4) Have a 'tis-zy. Everyone has an uncle or dad or step-mom who thought it was funny to use old fashioned words like "Say madam, 'tis a fine and friendly day we're having. Top o' the mornin' to you and yours, and your hairy wonk winky." What could be more endearing?

5) Be a David. David's are funny. Think of David Letterman and David Spade. David's are sarcastic and too hip to take things seriously. You can be funny by mimicking Davids' tone, even if it's completely inappropriate. It's cool to look like you don't care about anything. Say things like, "Oh, that's great, 'cause you know, kids, it just ain't happenin', the lights are on, but Robert Redford is old and saggy, you know what I mean? Underpants!"

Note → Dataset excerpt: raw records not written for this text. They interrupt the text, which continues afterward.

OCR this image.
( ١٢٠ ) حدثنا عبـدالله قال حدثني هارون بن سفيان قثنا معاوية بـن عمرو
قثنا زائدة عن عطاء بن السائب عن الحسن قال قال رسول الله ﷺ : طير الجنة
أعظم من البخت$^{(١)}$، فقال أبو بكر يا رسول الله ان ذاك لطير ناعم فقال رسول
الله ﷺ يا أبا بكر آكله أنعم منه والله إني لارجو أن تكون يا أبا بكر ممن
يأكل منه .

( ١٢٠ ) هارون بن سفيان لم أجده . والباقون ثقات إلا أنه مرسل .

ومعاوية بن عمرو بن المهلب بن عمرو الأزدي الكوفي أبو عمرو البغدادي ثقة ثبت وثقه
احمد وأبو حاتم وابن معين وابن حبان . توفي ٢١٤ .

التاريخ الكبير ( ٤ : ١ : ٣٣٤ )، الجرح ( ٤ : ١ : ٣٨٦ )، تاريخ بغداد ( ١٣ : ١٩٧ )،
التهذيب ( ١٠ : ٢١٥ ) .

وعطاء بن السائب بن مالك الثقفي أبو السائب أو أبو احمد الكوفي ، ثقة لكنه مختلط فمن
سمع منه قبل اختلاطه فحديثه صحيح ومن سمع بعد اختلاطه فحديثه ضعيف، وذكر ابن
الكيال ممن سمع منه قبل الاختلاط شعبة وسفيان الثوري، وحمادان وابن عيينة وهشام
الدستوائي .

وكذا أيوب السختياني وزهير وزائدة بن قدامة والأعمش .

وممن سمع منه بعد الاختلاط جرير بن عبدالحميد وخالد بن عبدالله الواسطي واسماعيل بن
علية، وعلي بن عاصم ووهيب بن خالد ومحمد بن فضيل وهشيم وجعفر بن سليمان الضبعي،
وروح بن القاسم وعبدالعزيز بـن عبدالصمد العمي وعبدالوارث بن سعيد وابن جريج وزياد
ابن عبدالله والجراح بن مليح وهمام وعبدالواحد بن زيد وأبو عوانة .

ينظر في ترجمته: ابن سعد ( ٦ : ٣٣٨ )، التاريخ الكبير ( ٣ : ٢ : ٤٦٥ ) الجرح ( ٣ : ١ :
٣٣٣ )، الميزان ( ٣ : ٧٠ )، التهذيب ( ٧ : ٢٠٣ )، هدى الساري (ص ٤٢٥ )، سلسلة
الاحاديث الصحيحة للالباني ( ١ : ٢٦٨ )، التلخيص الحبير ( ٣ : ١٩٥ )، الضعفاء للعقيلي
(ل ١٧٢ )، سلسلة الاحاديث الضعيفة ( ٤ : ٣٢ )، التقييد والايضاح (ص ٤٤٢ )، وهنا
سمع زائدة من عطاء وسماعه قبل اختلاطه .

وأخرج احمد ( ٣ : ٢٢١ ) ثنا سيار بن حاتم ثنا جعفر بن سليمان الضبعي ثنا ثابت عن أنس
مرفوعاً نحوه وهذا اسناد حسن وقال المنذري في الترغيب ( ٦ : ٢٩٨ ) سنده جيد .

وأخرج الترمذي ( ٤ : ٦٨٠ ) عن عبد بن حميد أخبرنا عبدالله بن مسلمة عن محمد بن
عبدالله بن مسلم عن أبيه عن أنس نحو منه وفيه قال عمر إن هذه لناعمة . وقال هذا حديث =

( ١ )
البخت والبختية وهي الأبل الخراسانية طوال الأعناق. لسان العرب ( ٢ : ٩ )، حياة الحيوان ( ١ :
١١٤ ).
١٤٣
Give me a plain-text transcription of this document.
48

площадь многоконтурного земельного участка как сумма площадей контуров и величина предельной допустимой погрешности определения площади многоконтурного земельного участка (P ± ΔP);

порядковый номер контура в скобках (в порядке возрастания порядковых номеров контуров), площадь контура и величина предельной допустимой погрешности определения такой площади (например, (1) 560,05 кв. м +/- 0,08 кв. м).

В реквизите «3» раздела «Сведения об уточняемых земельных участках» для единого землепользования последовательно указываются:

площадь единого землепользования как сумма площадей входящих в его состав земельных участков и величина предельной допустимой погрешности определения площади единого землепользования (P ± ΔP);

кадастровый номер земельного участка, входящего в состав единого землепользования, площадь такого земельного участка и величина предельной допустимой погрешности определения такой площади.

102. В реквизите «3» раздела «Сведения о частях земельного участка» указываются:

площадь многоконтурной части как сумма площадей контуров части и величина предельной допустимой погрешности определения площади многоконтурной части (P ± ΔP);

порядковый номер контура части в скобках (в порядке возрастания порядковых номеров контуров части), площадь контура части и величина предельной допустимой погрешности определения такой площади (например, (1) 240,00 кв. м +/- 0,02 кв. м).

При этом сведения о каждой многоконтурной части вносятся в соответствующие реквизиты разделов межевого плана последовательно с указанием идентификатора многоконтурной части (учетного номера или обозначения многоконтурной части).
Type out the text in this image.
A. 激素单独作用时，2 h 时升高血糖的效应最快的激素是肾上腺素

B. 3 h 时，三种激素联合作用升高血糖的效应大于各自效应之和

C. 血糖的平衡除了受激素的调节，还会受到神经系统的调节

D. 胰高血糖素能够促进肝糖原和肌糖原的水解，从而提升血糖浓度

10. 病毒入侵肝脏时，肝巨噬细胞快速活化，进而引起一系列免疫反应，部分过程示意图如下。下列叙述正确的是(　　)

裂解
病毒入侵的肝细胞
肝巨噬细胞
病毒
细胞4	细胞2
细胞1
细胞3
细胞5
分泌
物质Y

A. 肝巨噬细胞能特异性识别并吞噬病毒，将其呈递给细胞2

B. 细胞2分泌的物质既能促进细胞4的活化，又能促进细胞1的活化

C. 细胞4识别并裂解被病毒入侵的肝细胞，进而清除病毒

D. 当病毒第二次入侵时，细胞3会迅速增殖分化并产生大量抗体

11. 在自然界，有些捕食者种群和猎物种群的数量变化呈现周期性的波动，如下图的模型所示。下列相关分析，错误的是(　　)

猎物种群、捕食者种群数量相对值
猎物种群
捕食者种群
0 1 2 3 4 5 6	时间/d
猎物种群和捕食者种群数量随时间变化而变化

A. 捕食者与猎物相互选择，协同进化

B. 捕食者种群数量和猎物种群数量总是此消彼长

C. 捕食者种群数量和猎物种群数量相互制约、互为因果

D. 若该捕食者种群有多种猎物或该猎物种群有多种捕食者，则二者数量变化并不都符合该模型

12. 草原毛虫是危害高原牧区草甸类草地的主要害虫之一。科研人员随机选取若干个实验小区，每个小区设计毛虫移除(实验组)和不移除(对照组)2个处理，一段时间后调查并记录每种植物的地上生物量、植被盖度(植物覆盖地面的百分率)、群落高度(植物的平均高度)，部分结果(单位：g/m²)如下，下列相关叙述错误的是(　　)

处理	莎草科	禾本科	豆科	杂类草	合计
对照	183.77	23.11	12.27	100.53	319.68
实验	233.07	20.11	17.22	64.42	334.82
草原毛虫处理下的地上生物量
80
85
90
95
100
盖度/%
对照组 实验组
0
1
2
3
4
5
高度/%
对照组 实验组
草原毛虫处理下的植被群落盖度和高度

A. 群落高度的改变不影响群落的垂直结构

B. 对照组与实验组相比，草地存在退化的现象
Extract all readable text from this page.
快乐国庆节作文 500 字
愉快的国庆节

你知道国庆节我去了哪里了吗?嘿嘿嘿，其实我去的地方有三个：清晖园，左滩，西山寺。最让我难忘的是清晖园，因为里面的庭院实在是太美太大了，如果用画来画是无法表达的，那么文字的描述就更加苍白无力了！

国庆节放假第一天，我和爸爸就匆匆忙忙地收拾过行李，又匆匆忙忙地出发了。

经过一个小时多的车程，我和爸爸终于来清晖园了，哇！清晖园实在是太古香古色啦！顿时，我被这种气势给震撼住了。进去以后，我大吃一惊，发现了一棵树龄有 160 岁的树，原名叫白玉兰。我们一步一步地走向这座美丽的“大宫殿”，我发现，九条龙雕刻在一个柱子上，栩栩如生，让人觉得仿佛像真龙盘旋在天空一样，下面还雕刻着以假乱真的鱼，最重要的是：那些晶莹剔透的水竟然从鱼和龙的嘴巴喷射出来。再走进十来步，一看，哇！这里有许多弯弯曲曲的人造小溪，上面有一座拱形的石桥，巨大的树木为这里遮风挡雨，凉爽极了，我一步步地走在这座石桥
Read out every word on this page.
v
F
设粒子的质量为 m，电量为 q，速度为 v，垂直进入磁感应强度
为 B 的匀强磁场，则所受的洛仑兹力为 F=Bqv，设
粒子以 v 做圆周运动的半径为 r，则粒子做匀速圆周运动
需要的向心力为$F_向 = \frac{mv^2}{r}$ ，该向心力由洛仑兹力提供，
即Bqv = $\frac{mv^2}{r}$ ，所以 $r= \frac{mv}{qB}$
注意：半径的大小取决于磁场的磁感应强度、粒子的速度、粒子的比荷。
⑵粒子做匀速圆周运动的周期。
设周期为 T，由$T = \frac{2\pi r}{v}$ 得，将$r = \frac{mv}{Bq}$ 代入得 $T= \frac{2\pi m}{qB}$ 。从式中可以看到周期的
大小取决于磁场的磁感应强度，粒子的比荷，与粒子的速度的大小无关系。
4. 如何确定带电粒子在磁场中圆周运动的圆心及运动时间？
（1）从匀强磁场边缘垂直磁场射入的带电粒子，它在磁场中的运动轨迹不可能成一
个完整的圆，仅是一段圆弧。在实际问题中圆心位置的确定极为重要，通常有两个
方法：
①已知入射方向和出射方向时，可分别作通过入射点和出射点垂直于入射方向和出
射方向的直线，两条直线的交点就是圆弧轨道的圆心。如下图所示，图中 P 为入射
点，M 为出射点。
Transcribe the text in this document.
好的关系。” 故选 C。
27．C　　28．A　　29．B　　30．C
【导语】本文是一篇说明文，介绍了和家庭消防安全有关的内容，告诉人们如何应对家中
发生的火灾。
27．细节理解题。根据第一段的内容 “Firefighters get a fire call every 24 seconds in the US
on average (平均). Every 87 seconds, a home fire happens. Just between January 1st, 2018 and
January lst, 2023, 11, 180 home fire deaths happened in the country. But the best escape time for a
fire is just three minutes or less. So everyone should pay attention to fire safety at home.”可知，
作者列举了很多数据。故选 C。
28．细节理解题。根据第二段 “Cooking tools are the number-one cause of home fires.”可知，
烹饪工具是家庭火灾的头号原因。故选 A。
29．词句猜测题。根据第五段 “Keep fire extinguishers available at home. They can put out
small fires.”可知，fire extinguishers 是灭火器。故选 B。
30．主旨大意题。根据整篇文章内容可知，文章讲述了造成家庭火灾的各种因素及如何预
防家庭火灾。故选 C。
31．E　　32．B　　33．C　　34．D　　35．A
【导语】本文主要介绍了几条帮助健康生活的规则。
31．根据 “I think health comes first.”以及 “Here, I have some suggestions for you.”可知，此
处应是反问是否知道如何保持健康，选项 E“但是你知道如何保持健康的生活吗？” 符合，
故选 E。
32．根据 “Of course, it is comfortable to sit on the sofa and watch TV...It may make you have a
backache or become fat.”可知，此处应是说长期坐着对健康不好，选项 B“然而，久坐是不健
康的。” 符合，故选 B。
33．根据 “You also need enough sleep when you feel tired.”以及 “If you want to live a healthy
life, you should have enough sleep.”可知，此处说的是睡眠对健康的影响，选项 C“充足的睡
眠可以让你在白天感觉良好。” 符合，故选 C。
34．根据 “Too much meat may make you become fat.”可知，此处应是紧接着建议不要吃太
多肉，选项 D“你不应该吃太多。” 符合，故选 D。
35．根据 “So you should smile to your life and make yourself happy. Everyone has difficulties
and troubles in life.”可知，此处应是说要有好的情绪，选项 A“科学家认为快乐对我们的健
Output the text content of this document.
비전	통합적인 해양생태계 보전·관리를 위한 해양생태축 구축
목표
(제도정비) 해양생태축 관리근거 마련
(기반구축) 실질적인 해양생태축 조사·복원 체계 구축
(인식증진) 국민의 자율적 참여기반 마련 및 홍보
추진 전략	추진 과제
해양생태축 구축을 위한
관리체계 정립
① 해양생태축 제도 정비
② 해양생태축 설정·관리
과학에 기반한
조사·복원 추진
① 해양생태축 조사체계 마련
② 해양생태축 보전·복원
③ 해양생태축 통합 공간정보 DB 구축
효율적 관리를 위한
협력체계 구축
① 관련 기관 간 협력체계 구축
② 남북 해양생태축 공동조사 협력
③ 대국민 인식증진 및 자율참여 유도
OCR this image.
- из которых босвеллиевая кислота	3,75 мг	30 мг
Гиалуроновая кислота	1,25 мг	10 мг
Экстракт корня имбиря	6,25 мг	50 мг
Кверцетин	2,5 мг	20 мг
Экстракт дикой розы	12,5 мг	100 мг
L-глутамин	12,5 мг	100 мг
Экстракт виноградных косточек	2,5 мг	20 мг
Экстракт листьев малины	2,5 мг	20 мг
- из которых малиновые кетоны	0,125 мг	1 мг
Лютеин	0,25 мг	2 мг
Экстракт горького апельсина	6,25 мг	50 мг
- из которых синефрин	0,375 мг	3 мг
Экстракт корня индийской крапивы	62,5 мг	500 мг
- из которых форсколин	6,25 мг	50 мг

6) Show me the funny--show me the money. Because humor in the workplace increases productivity by decreasing days lost to homicidal mania, carry around a bunch of one-dollar bills to hand out to employees you catch in the act of being funny. Don't wait until they finish, though, or you will fail to invoke the all-important behavior modifying response pattern. Before he or she gets to the punch line, jump in with, "I hate to interrupt you loopy liver wart, but are you trying to be funny? Here, have a dollar." I think everyone can learn from this example.

Please implement this new policy ASAP and report back with your findings by Friday. Thank you, and enjoy the raw dead possum stew. It's Episcopalian.